Samego mecenasa w sądzie nie było. Nie było to konieczne. Swoje stanowiska przedstawiali tylko obrońcy i prokuratorzy. Posiedzenie, zaplanowane początkowo na trzy dni zakończono już pierwszego dnia. – Sąd Rejonowy Lublin-Zachód wniosku prokuratury o areszt nie uwzględnił. Uzasadnienie jest bardzo obszerne. Zawiera 27 stron – mówi Barbara Markowska, rzeczniczka prasowa Sądu Okręgowego w Lublinie.
Z uporem w sprawie lepszej
Odnosząc się do zarzutu dotyczącego wynagrodzenia Giertycha, rzeczniczka dodała: – Sąd Rejonowy ocenił, że było ustalone zgodnie z zasadą swobody zawierania umów, a także w zgodzie z praktykami funkcjonującymi w obrocie gospodarczym.
Nieco więcej o uzasadnieniu mówią pełnomocnicy mecenasa Giertycha. – Sąd doszedł do przekonania, że czyny zarzucane naszemu klientowi nie zostały w jakikolwiek sposób uprawdopodobnione – mówi adwokat Jakub Wende. – Uznał również, że materiał dowodowy przedstawiony przez prokuraturę nie tyle nie pozwala na stosowanie jakichkolwiek środków zapobiegawczych, ale w ogóle na stawianie zarzutów. Ta sprawa powinna być natychmiast umorzona, ale prokuratura z uporem godnym lepszej sprawy cały czas, wbrew kolejnym orzeczeniom sądów, lansuje takie, a nie inne poglądy, które po dzisiejszej decyzji nie znajdują już żadnego uzasadnienia, a nawet – trzeba to powiedzieć mocniej – usprawiedliwienia.
Żeby podważyć autorytet
Z wyroku cieszy się też mecenas Dubois. – To półtora roku, kiedy walczymy o honor mecenasa Giertycha, bo dla adwokata nie ma większej infamii niż postawienie mu zarzutu naruszenia prawa – przyznaje. – Wtorkowe uzasadnienie było absolutnie miażdżące. Sąd dokonał analizy wszystkich działań pana mecenasa Giertycha jako profesjonalnych działań adwokackich, mieszczących się w granicach prawa. Z tego wychodzi jedno pytanie: czy rozmawiamy o stosowaniu prawa przez prokuraturę, czy też używaniu prawa karnego jako narzędzia do polityki?
Decyzja Sądu Rejonowego Lublin-Zachód nie jest prawomocna. Już teraz wiadomo, że zaskarży ją prokuratura.

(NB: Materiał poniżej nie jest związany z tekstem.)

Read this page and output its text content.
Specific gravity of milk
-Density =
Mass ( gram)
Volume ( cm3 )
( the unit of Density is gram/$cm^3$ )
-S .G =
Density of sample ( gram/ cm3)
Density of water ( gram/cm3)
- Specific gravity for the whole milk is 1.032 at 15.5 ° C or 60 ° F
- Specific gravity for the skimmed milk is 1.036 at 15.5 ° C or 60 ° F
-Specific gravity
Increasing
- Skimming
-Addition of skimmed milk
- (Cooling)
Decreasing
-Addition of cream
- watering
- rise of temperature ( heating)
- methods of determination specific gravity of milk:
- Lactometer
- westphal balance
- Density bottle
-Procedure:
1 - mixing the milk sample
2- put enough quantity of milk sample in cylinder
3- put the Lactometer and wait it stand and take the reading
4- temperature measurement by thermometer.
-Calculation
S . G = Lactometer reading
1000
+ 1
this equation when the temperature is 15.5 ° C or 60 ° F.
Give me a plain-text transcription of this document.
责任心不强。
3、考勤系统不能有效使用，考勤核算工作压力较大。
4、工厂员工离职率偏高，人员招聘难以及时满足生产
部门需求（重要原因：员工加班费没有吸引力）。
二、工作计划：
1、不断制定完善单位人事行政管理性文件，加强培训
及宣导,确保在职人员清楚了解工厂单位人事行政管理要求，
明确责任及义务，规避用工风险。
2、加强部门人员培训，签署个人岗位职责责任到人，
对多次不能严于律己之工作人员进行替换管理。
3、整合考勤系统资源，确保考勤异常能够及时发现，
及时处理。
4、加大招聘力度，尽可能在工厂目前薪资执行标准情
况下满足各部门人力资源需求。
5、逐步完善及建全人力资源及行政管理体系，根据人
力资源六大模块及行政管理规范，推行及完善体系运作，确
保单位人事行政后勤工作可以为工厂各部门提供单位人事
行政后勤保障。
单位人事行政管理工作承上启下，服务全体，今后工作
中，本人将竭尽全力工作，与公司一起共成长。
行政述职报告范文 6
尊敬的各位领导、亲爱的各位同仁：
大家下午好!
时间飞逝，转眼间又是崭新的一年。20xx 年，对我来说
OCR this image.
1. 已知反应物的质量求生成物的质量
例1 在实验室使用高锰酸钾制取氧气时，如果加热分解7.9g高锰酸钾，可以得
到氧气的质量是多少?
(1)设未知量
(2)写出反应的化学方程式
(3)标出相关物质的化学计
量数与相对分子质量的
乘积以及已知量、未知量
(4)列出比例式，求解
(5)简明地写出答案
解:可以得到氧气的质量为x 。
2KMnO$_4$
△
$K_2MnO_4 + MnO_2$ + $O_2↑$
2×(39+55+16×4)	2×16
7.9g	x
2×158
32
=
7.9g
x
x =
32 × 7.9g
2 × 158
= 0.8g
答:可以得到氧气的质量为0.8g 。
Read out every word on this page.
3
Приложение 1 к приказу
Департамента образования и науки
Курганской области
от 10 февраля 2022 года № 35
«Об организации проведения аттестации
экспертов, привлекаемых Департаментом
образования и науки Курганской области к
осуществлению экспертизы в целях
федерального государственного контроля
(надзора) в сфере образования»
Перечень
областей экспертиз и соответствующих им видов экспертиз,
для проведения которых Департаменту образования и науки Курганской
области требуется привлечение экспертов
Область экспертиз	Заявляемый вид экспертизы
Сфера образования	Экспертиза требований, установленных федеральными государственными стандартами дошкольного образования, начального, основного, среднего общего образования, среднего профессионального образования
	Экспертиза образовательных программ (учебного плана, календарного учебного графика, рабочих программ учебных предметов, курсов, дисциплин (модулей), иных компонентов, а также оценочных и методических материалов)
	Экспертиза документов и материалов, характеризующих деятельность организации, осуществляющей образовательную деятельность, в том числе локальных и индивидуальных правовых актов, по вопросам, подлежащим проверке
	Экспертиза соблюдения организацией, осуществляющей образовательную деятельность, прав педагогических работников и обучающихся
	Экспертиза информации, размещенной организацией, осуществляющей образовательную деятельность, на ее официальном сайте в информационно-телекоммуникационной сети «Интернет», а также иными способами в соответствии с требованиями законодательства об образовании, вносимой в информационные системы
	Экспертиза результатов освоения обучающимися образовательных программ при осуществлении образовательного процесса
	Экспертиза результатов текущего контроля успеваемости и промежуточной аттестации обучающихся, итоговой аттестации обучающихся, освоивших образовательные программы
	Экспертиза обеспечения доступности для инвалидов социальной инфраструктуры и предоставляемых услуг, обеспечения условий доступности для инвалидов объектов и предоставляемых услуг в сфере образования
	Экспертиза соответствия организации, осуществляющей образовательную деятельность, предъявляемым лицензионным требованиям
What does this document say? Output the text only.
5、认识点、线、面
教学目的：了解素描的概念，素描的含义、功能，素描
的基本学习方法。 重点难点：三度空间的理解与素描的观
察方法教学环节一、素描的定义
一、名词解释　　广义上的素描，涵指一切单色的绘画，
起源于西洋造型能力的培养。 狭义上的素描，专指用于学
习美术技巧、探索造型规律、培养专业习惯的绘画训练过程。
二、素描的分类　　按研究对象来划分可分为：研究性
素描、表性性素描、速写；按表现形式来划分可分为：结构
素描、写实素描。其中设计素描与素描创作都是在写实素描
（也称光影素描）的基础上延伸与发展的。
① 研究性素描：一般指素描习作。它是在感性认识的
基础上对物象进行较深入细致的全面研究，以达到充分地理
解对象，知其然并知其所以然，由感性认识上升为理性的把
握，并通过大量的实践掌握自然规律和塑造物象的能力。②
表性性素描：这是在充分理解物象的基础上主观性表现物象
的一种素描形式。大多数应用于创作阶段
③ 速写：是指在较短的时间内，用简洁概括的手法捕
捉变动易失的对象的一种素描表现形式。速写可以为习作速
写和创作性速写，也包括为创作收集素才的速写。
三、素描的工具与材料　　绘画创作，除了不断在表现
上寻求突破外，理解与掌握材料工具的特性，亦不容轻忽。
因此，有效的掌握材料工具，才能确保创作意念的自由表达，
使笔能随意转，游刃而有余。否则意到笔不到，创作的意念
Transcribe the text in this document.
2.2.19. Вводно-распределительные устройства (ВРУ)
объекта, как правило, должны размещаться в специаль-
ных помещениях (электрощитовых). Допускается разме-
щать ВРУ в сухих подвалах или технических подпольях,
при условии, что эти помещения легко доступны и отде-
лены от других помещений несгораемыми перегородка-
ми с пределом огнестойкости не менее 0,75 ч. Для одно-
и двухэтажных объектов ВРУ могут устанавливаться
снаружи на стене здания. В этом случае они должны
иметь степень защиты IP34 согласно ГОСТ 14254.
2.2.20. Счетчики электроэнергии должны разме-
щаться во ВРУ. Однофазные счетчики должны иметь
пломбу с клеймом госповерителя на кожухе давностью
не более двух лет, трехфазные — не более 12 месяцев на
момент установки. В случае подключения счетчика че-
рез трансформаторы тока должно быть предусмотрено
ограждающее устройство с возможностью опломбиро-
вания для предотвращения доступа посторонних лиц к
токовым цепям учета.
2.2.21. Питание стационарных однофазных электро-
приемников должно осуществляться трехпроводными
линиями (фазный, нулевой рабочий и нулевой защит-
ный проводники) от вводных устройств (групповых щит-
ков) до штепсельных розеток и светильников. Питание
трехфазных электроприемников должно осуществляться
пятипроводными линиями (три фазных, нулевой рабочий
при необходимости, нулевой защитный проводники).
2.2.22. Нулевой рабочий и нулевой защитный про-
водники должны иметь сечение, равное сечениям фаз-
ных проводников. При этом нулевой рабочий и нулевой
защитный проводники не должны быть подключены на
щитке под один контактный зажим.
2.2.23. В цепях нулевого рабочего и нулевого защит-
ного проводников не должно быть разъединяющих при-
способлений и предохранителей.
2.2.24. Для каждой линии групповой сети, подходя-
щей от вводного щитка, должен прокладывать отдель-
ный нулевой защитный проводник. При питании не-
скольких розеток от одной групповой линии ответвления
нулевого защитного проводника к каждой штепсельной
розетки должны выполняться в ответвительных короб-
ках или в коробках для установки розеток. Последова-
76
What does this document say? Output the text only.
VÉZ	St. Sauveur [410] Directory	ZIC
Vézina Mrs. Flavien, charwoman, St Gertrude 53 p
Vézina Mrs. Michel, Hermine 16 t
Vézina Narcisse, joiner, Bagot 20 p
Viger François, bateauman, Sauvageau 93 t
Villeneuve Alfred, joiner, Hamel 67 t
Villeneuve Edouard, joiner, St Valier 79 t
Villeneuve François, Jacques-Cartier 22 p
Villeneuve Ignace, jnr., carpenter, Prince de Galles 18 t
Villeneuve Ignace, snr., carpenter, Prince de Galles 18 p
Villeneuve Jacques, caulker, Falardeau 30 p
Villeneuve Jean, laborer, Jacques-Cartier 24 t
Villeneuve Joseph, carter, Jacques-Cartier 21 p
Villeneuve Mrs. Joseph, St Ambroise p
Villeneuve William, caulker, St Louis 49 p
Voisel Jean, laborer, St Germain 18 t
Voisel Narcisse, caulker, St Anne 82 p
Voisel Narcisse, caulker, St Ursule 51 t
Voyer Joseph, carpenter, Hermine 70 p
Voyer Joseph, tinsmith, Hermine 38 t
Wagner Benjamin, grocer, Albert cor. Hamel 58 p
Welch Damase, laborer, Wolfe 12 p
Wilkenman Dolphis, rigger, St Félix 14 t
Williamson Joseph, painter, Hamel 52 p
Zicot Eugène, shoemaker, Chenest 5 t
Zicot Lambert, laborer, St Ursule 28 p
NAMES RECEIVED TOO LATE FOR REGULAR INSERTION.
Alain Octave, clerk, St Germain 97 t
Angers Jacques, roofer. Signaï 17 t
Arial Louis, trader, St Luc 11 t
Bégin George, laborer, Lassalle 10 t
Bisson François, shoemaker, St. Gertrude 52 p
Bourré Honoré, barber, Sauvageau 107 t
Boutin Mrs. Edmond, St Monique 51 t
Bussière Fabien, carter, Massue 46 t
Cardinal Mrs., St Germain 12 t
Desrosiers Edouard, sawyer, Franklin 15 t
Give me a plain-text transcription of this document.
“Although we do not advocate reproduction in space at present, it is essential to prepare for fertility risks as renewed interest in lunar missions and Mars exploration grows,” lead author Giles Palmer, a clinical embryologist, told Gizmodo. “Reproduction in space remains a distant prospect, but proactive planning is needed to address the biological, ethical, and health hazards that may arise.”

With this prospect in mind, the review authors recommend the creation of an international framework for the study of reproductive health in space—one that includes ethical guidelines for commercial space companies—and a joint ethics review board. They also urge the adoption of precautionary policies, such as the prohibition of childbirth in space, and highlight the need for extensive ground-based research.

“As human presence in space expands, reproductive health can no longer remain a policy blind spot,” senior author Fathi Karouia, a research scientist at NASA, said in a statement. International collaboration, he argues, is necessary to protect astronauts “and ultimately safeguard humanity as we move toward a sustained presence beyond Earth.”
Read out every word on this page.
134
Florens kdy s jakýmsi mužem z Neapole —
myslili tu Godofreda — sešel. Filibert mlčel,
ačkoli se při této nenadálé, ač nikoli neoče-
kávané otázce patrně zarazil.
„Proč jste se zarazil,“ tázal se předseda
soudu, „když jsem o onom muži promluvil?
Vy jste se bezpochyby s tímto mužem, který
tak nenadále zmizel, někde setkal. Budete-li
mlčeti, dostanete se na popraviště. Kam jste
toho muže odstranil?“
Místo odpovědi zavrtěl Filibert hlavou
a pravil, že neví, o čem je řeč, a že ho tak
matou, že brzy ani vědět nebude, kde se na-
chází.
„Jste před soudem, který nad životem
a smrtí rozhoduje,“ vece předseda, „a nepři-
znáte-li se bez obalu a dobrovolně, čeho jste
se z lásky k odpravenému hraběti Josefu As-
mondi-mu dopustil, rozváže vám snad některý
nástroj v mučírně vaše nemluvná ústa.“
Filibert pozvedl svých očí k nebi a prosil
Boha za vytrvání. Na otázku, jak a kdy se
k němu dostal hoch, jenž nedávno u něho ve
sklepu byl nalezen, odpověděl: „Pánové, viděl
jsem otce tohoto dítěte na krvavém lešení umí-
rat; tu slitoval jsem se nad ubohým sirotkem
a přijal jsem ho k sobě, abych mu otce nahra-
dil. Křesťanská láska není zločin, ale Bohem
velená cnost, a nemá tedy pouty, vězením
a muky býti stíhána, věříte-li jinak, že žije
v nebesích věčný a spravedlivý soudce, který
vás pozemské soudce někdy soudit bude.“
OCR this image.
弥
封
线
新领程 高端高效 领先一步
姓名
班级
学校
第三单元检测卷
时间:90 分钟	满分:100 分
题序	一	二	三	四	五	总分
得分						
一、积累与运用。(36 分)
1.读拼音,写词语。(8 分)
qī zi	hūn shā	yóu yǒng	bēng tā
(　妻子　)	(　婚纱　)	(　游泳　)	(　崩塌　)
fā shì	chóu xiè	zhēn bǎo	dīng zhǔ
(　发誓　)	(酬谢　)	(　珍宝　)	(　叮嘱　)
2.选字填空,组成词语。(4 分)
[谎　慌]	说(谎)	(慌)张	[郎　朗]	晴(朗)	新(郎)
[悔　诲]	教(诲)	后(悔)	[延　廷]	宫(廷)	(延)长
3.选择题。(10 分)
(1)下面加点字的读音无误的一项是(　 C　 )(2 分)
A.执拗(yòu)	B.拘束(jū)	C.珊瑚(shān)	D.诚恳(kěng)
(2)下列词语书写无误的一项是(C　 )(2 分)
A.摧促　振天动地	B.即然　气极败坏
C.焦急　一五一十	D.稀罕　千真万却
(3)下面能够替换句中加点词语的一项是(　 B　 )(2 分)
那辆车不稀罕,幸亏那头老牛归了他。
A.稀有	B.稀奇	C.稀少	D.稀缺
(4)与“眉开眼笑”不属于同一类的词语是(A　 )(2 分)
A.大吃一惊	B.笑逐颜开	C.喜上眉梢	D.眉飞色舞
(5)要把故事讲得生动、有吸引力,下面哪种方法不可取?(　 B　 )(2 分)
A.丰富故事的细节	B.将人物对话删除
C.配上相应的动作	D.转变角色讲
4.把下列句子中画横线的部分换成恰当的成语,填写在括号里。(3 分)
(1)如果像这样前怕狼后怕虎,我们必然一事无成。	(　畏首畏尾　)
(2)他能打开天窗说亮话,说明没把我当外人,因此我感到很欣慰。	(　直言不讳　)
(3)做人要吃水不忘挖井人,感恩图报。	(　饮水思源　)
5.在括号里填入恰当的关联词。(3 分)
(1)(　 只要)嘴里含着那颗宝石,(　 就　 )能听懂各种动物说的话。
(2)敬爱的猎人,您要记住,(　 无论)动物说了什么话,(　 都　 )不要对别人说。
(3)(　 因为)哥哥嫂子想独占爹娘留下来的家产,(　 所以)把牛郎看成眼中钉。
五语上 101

– Skierowanie do sądu wniosku o tymczasowe aresztowanie było jedyną możliwością, aby doprowadzić Romana G. do prokuratury, postawić mu zarzuty i umożliwić ich rozstrzygnięcie przed sądem – informuje Karol Blajerski, rzecznik prasowy Prokuratury Regionalnej w Lublinie. – Sprawa nie jest tak oczywista, jak przedstawił to Sąd Rejonowy, stwierdzając brak wysokiego prawdopodobieństwa popełniania przestępstwa. Świadczy o tym chociażby czas rozpoznawania wniosku prokuratora o areszt – ponad trzy miesiące, a także wyznaczenie w celu podjęcia decyzji aż trzech posiedzeń sądowych, co jest sytuacją niespotykaną w przypadku rozpoznania tego rodzaju wniosków.